I still remember some advice I was given the year I graduated from teachers' college. Early in the spring, before the school boards started to advertise teaching positions, I was getting nervous about my future employment. A couple of locations in Ontario appealed to me and I wondered if I should send in a resume and letter of application.

It happened that the school inspector from my elementary school days had risen in his profession and was now based in the city where I was in teachers' college. I made an appointment with him and asked his advice. Should I get ahead of the pack and send in a resume? He frowned. It wasn't ethical to jump the gun. By doing so, I was asking to be hired for a position that was currently held by another teacher. In other words, I was trying to take her job away from her. Best to wait until the ads were published.

I did, and taught for three years in a school system that sounded good in its ads, but that's another story.

Nowadays, in this very competitive and aggressive time in which we live, I doubt if anyone would hesistate to jump the gun and submit an application. Anything to get ahead! But it still doesn't feel good when someone, in effect, asks to take over your job.

I haven't taught in the regular school system for ages. Rather, I have been teaching creative writing with continuing ed. departments, libraries, community centres, etc. The rest of the time I write. For pay.

On three occasions, other writers have contacted me for information about a magazine in which I am published frequently. "Does it pay?" they want to know. "Whom should I contact with an idea for a column?"

Perhaps these writers don't realize that the number of pages in a magazine is governed by the amount of advertising revenue it earns, and that if a new article or column appears, an existing one may get chopped.

Or maybe these writers think that I've had a good run and that it's their turn now, as if we were all sisters in a family where it should be share and share alike. Perhaps they think I admire their work so much that I'll take them under my wing and sacrifice my own opportunities for them.

It's hard to approach an editor cold, with only your good name, your resume and your clips of published work. I know, because that's how I made contact with the publications in which my work appears.

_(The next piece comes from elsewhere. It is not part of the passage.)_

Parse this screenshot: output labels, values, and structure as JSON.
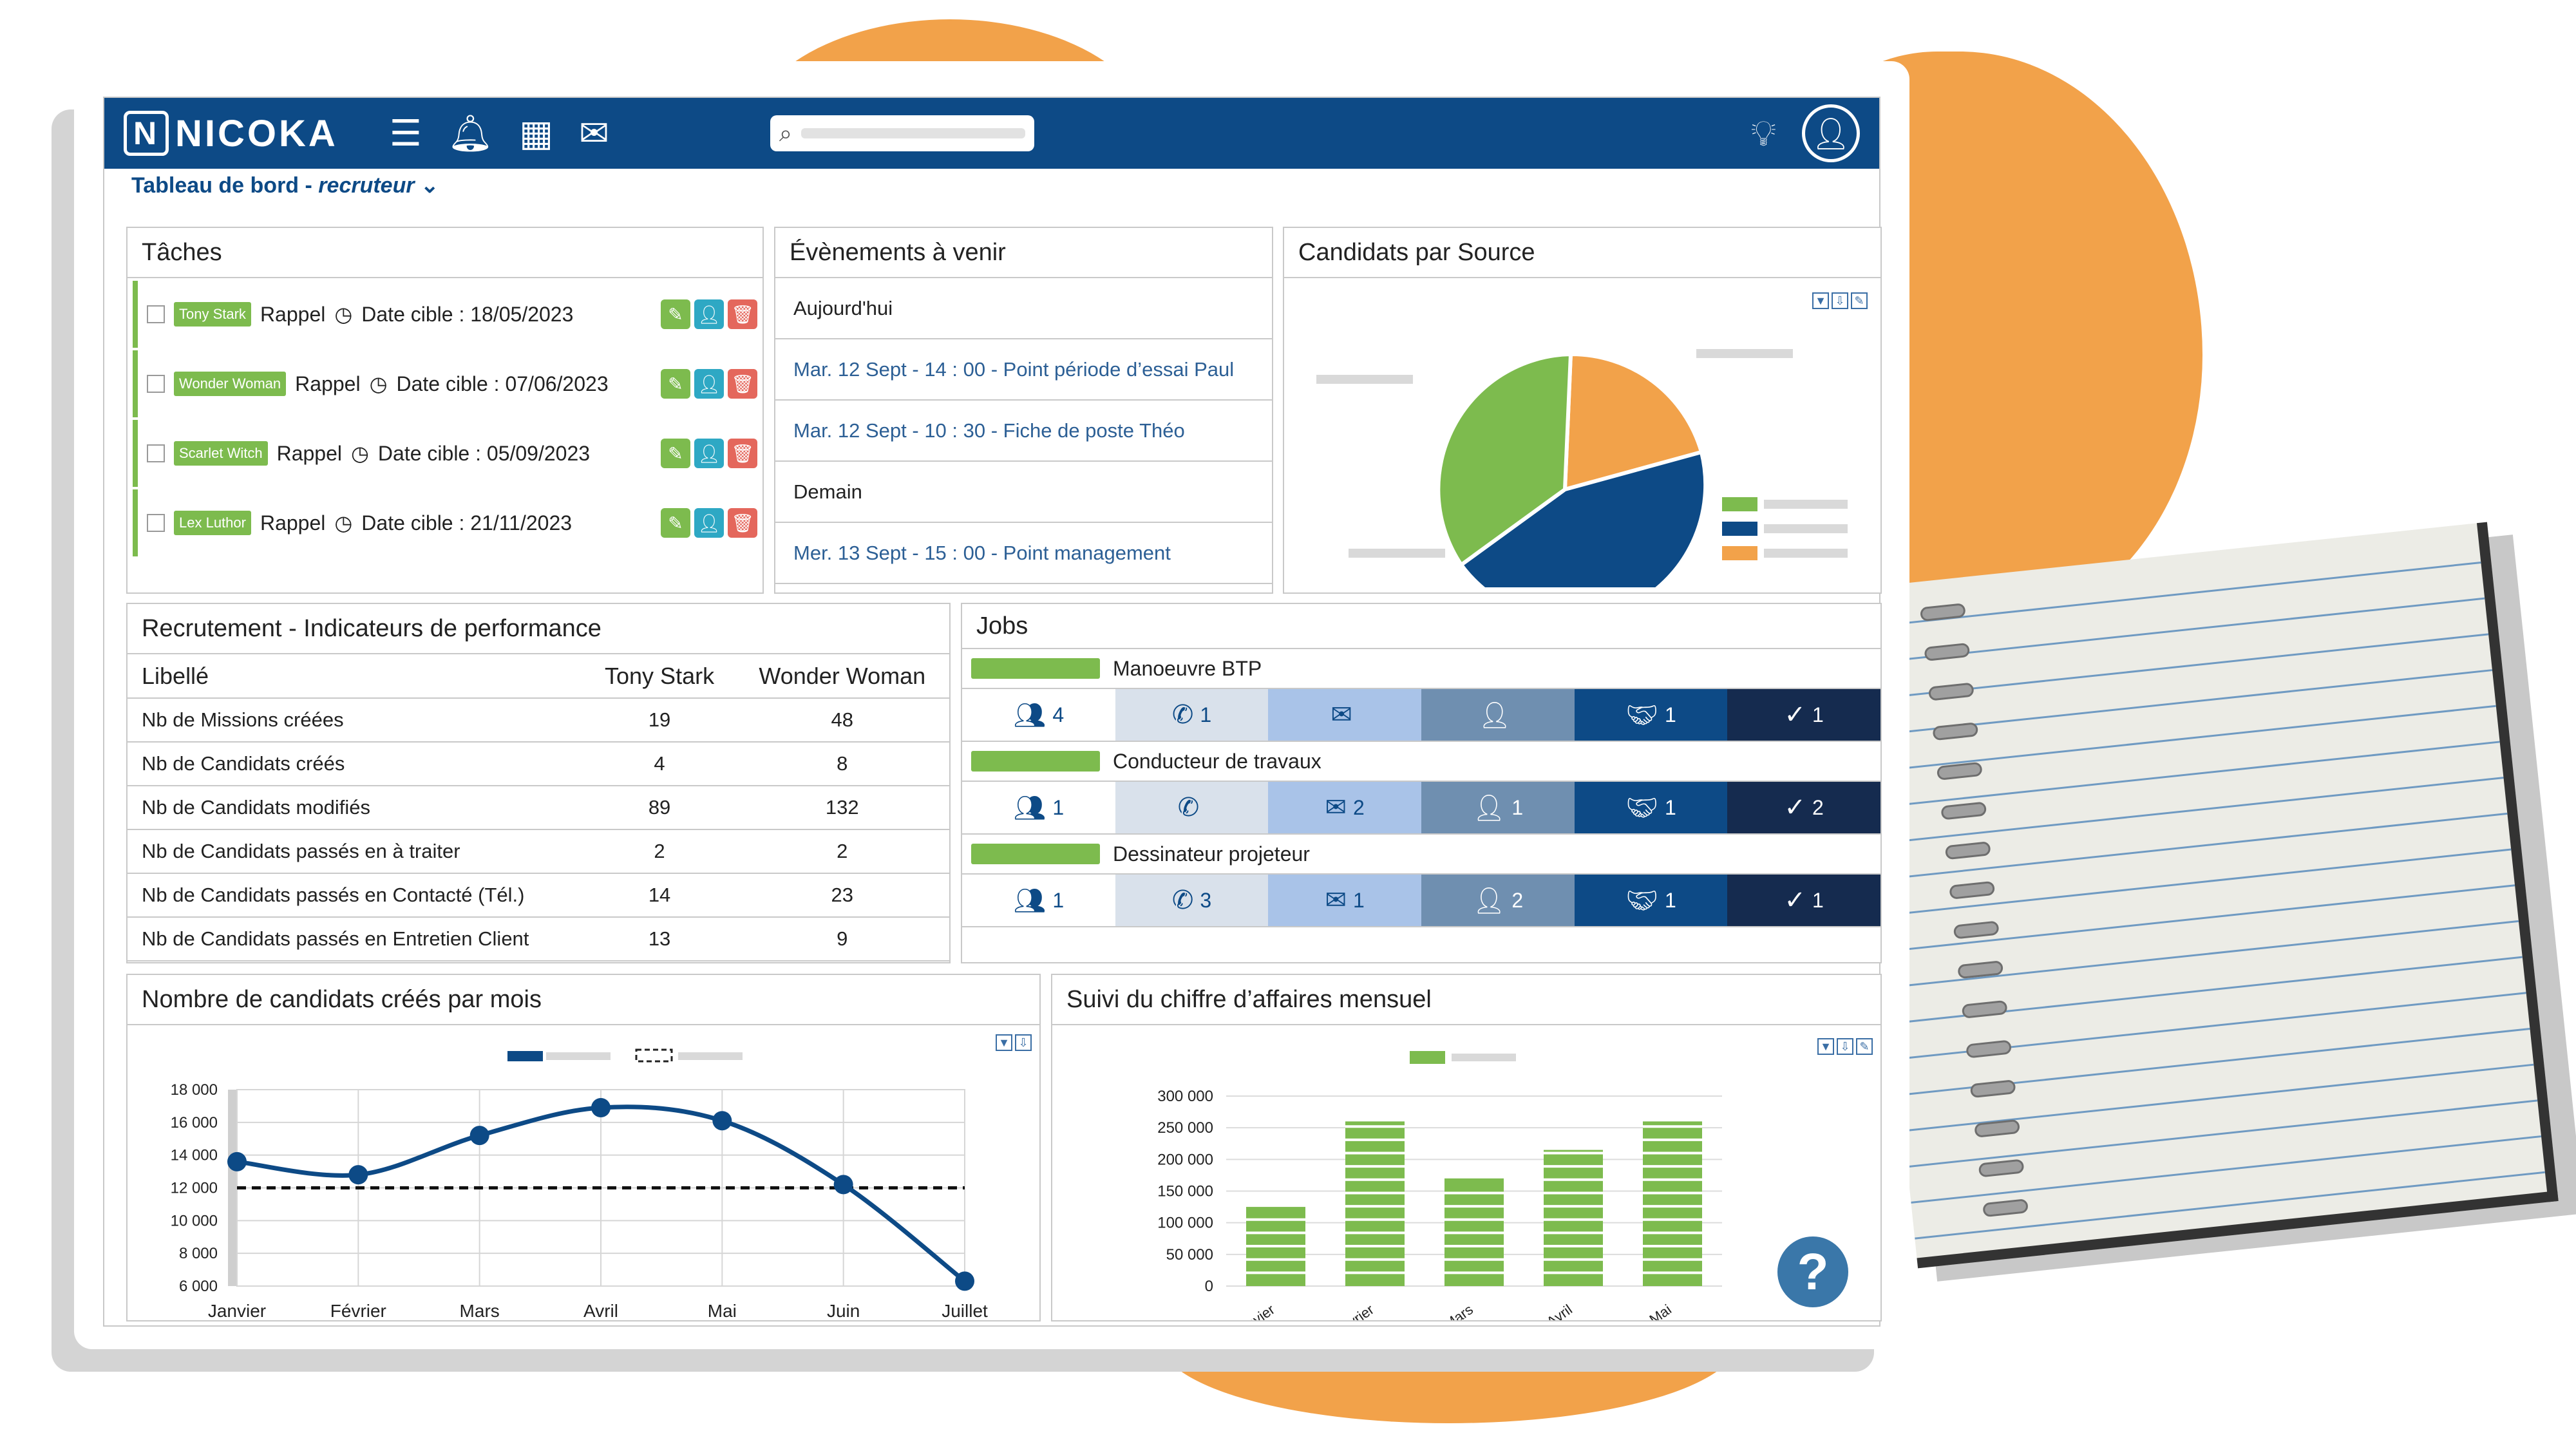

If a writer wants to approach a publication, all s/he has to do is look at the masthead, which lists the names of editors and contact information. Reading this information is called "doing your homework." But I suspect that the writers who contacted me want me to shepherd them through this process, contact an editor on their behalf - to recommend them either directly or by implication.

When I next get this kind of inquiry, I'll either pass on the information which anyone can read from the masthead, or I'll say, as I did to the rudest one, "You have one hell of a nerve! I'm going to hang up now."

A post script: In the days when retirement was mandatory, a teacher I knew, who was nearing 65, was pestered regularly to retire by two younger aspirants who wanted her job. She was indignant enough to write to the school board and secure special permission to work an additional year past retirement.